In order to ensure the on-going positive wash-back of the EALTS beyond its international launch, research continues into the effect of the test on teaching along with teacher/learner attitudes towards learning for the test and into examinee attitudes to and experience of the test.


1 c.f. ICAO Cir 318-AN/180 Ch.1 Test Validity and Reliability 2.3 ICAO emphasises that test designers have a particular responsibility to foster positive wash-back as the testing process may have a considerable impact upon:
a) the validity of the test itself (are test results purely a consequence of practicing for the test, or are they a true reflection of an ability to use the language?); and
b) the way in which training is provided for the level and breadth of proficiency required to meet the standards defined by ICAO in the Rating Scale.

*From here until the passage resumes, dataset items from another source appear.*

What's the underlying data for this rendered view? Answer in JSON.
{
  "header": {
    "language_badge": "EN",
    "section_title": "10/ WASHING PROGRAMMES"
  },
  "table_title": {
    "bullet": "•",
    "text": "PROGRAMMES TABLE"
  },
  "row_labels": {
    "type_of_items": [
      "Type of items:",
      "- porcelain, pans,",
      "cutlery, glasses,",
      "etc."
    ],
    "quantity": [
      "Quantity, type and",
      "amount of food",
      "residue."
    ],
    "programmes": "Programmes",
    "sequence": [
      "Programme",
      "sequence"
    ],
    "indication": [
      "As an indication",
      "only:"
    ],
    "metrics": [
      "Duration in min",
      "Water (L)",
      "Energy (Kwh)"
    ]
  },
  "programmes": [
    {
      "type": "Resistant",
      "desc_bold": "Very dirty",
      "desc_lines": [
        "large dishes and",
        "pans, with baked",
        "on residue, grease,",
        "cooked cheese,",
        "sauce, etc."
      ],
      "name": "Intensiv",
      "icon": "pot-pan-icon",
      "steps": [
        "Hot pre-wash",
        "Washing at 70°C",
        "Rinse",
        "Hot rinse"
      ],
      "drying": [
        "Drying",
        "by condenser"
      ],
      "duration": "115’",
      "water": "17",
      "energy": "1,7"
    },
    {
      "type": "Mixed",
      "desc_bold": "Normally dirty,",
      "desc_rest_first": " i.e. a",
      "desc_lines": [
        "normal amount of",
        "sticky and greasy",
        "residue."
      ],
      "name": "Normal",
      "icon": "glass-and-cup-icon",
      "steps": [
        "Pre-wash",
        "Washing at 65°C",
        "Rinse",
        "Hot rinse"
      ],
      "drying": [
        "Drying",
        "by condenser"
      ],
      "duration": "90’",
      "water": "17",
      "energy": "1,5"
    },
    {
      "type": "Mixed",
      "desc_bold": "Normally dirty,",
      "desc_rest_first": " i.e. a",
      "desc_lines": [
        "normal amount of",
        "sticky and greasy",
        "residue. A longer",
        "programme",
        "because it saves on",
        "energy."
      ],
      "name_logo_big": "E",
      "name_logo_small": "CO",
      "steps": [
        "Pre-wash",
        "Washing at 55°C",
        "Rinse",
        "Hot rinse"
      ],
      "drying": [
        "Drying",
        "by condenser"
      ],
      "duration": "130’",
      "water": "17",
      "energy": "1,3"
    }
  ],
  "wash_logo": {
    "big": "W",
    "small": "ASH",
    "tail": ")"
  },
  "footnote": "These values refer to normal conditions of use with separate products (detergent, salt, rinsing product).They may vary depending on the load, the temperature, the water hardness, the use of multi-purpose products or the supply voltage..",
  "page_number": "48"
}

2 c.f. ICAO Cir 318-AN/180 Ch.1 Introduction to Language Testing 3.4

3 c.f. ICAO Doc 9835 Aviation Language Testing Ch.6

4 c.f. ICAO Cir 318-AN/180 Ch.1/4 Aviation-specific Language Testing Issues. Plain language is defined in ICAO documents as β€œthe spontaneous, creative and non-coded use of a given natural language.” In simple terms, plain language can be thought of as the non-phraseology language that is used by participants in radiotelephony communications when standardized phraseology is not appropriate.